—Tu n'as pas compris que c'était un mensonge... pour ne pas t'attrister. Allons, viens, chiquito, ne sois pas défiant comme cela. J'en ai aimé d'autres; et puis après, qu'importe, puisque c'est fini? Un jour quand nous nous quitterons...

—Ne dis pas cela, m'écriai-je.

—Tout passe! un jour...

Elle ne put achever; un sanglot étouffa sa voix.
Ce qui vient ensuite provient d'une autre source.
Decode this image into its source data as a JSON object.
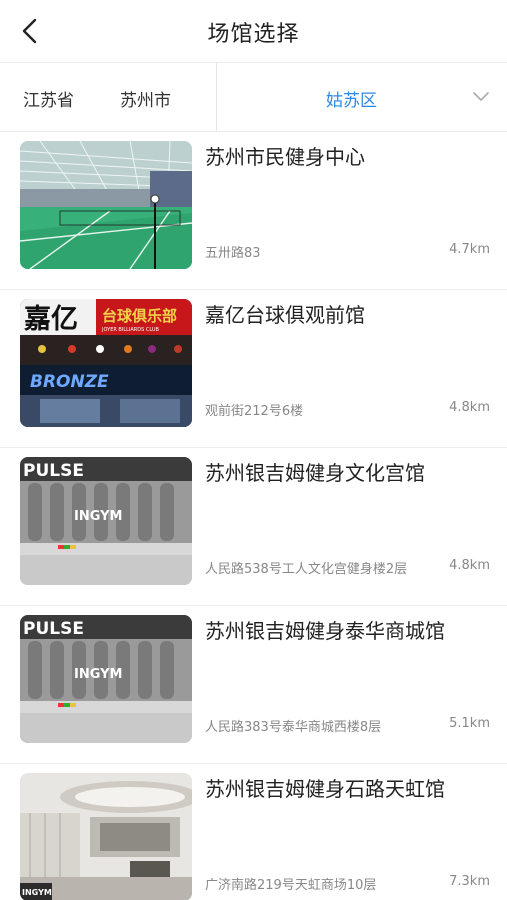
{
  "header": {
    "title": "场馆选择",
    "back_icon": "chevron-left-icon"
  },
  "region": {
    "province": "江苏省",
    "city": "苏州市",
    "district": "姑苏区",
    "expand_icon": "chevron-down-icon",
    "active_color": "#2b8ae6"
  },
  "venues": [
    {
      "name": "苏州市民健身中心",
      "address": "五卅路83",
      "distance": "4.7km",
      "image": "badminton-court-photo"
    },
    {
      "name": "嘉亿台球俱观前馆",
      "address": "观前街212号6楼",
      "distance": "4.8km",
      "image": "billiards-club-storefront-photo",
      "image_text": {
        "brand": "嘉亿",
        "sign": "台球俱乐部",
        "sub": "JOYER BILLIARDS CLUB",
        "neon": "BRONZE"
      }
    },
    {
      "name": "苏州银吉姆健身文化宫馆",
      "address": "人民路538号工人文化宫健身楼2层",
      "distance": "4.8km",
      "image": "gym-interior-photo",
      "image_text": {
        "brand": "PULSE",
        "wall": "INGYM"
      }
    },
    {
      "name": "苏州银吉姆健身泰华商城馆",
      "address": "人民路383号泰华商城西楼8层",
      "distance": "5.1km",
      "image": "gym-interior-photo",
      "image_text": {
        "brand": "PULSE",
        "wall": "INGYM"
      }
    },
    {
      "name": "苏州银吉姆健身石路天虹馆",
      "address": "广济南路219号天虹商场10层",
      "distance": "7.3km",
      "image": "gym-lobby-photo",
      "image_text": {
        "wall": "INGYM"
      }
    }
  ]
}
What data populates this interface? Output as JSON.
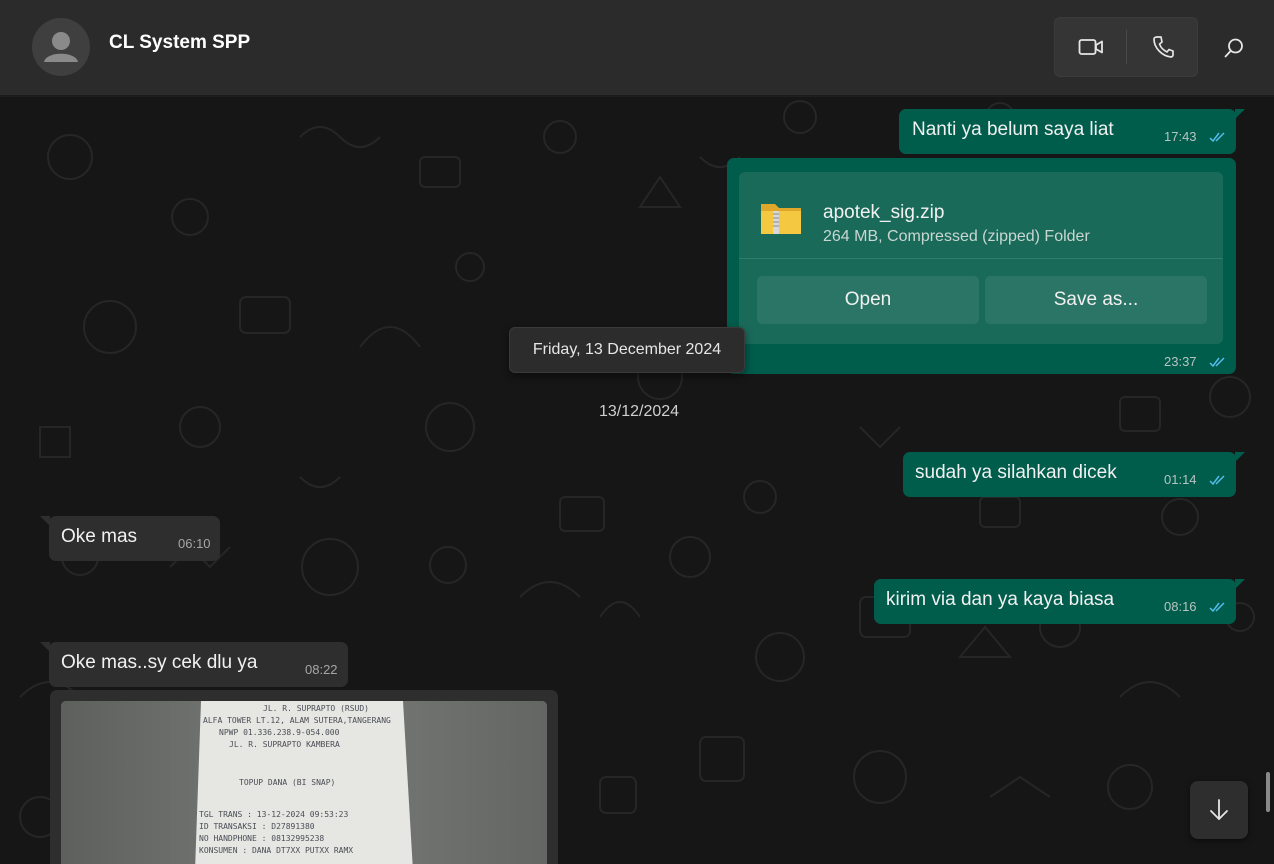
{
  "header": {
    "contact_name": "CL System SPP",
    "icons": {
      "avatar": "person-icon",
      "video": "video-call-icon",
      "voice": "phone-icon",
      "search": "search-icon"
    }
  },
  "messages": {
    "m1": {
      "text": "Nanti ya belum saya liat",
      "time": "17:43",
      "status": "read"
    },
    "file": {
      "name": "apotek_sig.zip",
      "meta": "264 MB, Compressed (zipped) Folder",
      "open_label": "Open",
      "save_label": "Save as...",
      "time": "23:37",
      "status": "read",
      "icon": "zip-folder-icon"
    },
    "date_tooltip": "Friday, 13 December 2024",
    "date_separator": "13/12/2024",
    "m2": {
      "text": "sudah ya silahkan dicek",
      "time": "01:14",
      "status": "read"
    },
    "m3": {
      "text": "Oke mas",
      "time": "06:10"
    },
    "m4": {
      "text": "kirim via dan ya kaya biasa",
      "time": "08:16",
      "status": "read"
    },
    "m5": {
      "text": "Oke mas..sy cek dlu ya",
      "time": "08:22"
    },
    "image": {
      "receipt_lines": [
        "JL. R. SUPRAPTO (RSUD)",
        "ALFA TOWER LT.12, ALAM SUTERA,TANGERANG",
        "NPWP 01.336.238.9-054.000",
        "JL. R. SUPRAPTO KAMBERA",
        "TOPUP DANA (BI SNAP)",
        "TGL TRANS     : 13-12-2024 09:53:23",
        "ID TRANSAKSI  : D27891380",
        "NO HANDPHONE  : 08132995238",
        "KONSUMEN      : DANA DT7XX PUTXX RAMX"
      ]
    }
  },
  "controls": {
    "scroll_down_icon": "arrow-down-icon"
  },
  "colors": {
    "outgoing": "#005c4b",
    "incoming": "#2e2e2e",
    "ticks": "#53bdeb"
  }
}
Elle étendit les mains, m'attira sur son sein, me murmura tout bas à l'oreille:

—Jamais, jamais, mon amour!...

Je la remerciai, les yeux humides. Le lendemain, je lui apportai le collier qu'elle avait refusé.

—Comme souvenir de moi, quand nous nous séparerons, lui dis-je.

D'abord elle se concentra dans un silence indigné. Ensuite, elle fit un geste magnifique. Elle essaya de jeter le collier par la fenêtre. Je retins son bras. Je la suppliai de ne pas me faire une telle offense, de garder le bijou. Elle m'obéit en souriant.

D'ailleurs elle me payait largement de mes sacrifices. Elle devinait mes plus secrets désirs; elle les prévenait tout naturellement, par une espèce de nécessité affective, par une fatalité de sa conscience. Jamais le désir n'était raisonnable; c'était pur caprice, simple enfantillage. Je la voulais vêtue d'une certaine manière, parée de telle et telle façon; j'exigeais qu'elle mît ce vêtement et non un autre, qu'elle vînt se promener. Il en était ainsi du reste. Elle consentait à tout, souriante et bavarde.

—Quel être extraordinaire lu fais! me disait-elle.